Madre Cristiana Dobner per la Giornata della Memoria: «Pietre e volti per una coscienza trasparente»

L’Assemblea Generale dell’ONU il 1° novembre 2005 ha deliberato che il 27 gennaio si celebrasse la Giornata della Memoria, giorno in cui nel famigerato campo di Auschwitz nel 1945 irruppe l’Armata Rossa liberando, dopo anni di tortura, i deportati. I filmati che hanno registrato l’ingresso delle truppe e i primi sopralluoghi dei Generali alleati rivelano una realtà indimenticabile e straziante. Forse il popolo ignorava l’esistenza di Auschwitz e dei lager disseminati in Europa, non così chi era al comando delle nazioni e della politica. Memoria significa riportare alla mente e al cuore un evento e le sue ripercussioni, non con un atteggiamento romantico ma con una scossa della coscienza per una presa sulla realtà che incida autenticamente sul presente e sul futuro. La ferita inferta alla cultura europea – dove per cultura si intenda in senso lato, tutto il vivere e il sentire della civile Europa – è di dimensioni enormi perché ha scardinato i valori della persona e ha fatto assurgere a valore o misura alcuni parametri che violano l’essere umano in sé. Istintivamente subentra una rimozione perché affrontare la realtà, semplicemente nella sua dimensione numerica, incute paura e timore. I testimoni sopravvissuti all’efferatezza hanno solcato l’Europa con scritti, conferenze, comunicazioni che non possono essere eluse e bisogna conoscere.

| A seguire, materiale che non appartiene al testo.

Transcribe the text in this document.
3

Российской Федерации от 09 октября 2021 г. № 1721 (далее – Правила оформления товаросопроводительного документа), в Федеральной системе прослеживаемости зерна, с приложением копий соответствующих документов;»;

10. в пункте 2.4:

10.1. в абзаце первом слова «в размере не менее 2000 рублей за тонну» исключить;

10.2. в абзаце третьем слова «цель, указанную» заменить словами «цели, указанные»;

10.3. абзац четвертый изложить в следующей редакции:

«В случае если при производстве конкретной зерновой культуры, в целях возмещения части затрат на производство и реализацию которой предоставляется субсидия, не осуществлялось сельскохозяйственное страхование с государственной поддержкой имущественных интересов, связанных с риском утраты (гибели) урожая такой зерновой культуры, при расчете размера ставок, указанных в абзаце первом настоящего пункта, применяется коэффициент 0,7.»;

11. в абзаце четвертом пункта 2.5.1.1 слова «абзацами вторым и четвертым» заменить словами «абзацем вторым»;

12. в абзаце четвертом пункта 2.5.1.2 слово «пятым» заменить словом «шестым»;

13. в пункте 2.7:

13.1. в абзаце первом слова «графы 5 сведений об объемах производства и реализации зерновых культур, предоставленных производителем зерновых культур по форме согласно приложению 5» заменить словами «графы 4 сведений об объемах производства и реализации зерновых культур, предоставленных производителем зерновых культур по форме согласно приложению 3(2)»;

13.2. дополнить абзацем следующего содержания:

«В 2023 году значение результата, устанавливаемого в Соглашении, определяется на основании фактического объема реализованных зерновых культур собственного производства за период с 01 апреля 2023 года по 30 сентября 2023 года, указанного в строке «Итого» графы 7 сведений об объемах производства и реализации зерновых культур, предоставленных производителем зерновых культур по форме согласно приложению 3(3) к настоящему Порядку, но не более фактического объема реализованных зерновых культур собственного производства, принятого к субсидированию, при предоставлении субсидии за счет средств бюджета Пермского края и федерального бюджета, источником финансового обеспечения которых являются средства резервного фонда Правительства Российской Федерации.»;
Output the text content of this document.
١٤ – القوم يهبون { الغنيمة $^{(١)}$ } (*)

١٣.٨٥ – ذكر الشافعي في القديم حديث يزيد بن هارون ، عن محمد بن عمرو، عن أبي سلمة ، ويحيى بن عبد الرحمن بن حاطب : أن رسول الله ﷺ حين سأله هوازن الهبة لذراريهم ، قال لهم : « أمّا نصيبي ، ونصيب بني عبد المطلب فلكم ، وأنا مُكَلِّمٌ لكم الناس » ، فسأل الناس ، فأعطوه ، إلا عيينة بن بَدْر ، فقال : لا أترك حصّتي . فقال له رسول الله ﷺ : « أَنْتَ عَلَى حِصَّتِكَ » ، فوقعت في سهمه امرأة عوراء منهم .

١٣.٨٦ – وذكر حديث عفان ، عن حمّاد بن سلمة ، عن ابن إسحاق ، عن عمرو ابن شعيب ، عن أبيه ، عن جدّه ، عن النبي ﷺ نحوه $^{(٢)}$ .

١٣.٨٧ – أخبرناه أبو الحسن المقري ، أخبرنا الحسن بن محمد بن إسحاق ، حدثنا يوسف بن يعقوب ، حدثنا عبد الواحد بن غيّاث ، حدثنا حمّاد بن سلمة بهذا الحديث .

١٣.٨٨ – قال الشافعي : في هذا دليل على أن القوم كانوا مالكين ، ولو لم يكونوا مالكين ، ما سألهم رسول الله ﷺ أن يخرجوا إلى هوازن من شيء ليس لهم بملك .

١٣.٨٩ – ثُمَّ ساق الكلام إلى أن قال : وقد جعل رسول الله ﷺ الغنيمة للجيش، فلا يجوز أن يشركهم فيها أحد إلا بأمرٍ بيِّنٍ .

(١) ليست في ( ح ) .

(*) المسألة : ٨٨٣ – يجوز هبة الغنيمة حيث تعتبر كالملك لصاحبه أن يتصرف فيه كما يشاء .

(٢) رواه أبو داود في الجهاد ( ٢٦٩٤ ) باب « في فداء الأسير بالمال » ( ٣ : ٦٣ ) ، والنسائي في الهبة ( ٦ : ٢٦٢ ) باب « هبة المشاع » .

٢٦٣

Giacobbe, come è scritto in Genesi (28, 10ss) sta vivendo momenti di estrema amarezza ed «inciampa» con sua sorpresa nel luogo non in un luogo. Riconosce il luogo in cui suo padre e suo nonno avevano vissuto momenti egualmente terribili. Comprende di dover pernottare, mettersi in ascolto e assumersi le sue decisioni. A noi riconoscere la pietra d’inciampo: un piccolo blocco di 10×10 cm ricoperto d’ottone non decorativo, stile parco della rimembranza, che vuole dire ben di più: osserva quanto è stato inciso su di me. Questi dati dicono la vita di una persona: il mio nome, l’anno della mia nascita ma anche quel momento cruciale, immeritato, che segnò il giorno in cui fui deportato in un luogo di orrore. Infine, il giorno della mia morte, in cui fui assassinato per la semplice ragione che esistevo. La pietra d’inciampo non riporta in vita, non si affida all’onda, se si vuole pur suggestiva, dei tempi andati. Vuole essere un autentico inciampo: penetrare nella psiche di chi la osserva, suscitare sdegno, non aizzare alla vendetta ma essere profetica di scelte che non deturpino mai più la nostra coscienza di europei. Migliaia di queste pietre sono state posate in tante città del continente: 50.000 e aumenteranno ancora. Dobbiamo l’idea a Gunter Demnig che, con la sua sensibilità artistica, ha creato il monumento che solca simultaneamente tutta l’Europa e grida l’orrore che i negazionisti dovrebbero poter cogliere e che ogni cittadino dovrebbe portare con sé per costruire un presente trasparente. La pietra d’inciampo nella rivelazione biblica, ricevuta dal popolo d’Israele, l’eletto dall’Altissimo, se è un autentico inciampo, nel senso che costringe il viandante ad una sosta oppure a chiedersi come procedere per non infortunarsi, possiede anche un significato profondo che la vicenda di Giacobbe contiene in sé. In ogni inciampo l’Altissimo si rivela, malgrado i limiti delle persone e la tragicità delle vicende, e sa trarre dal male più esecrabile, il bene più limpido. Agire nella storia però è nelle nostre mani. Le pietre d’inciampo sono portatrici di memoria vivente che impedisce di obliare e sospinge ad agire diversamente.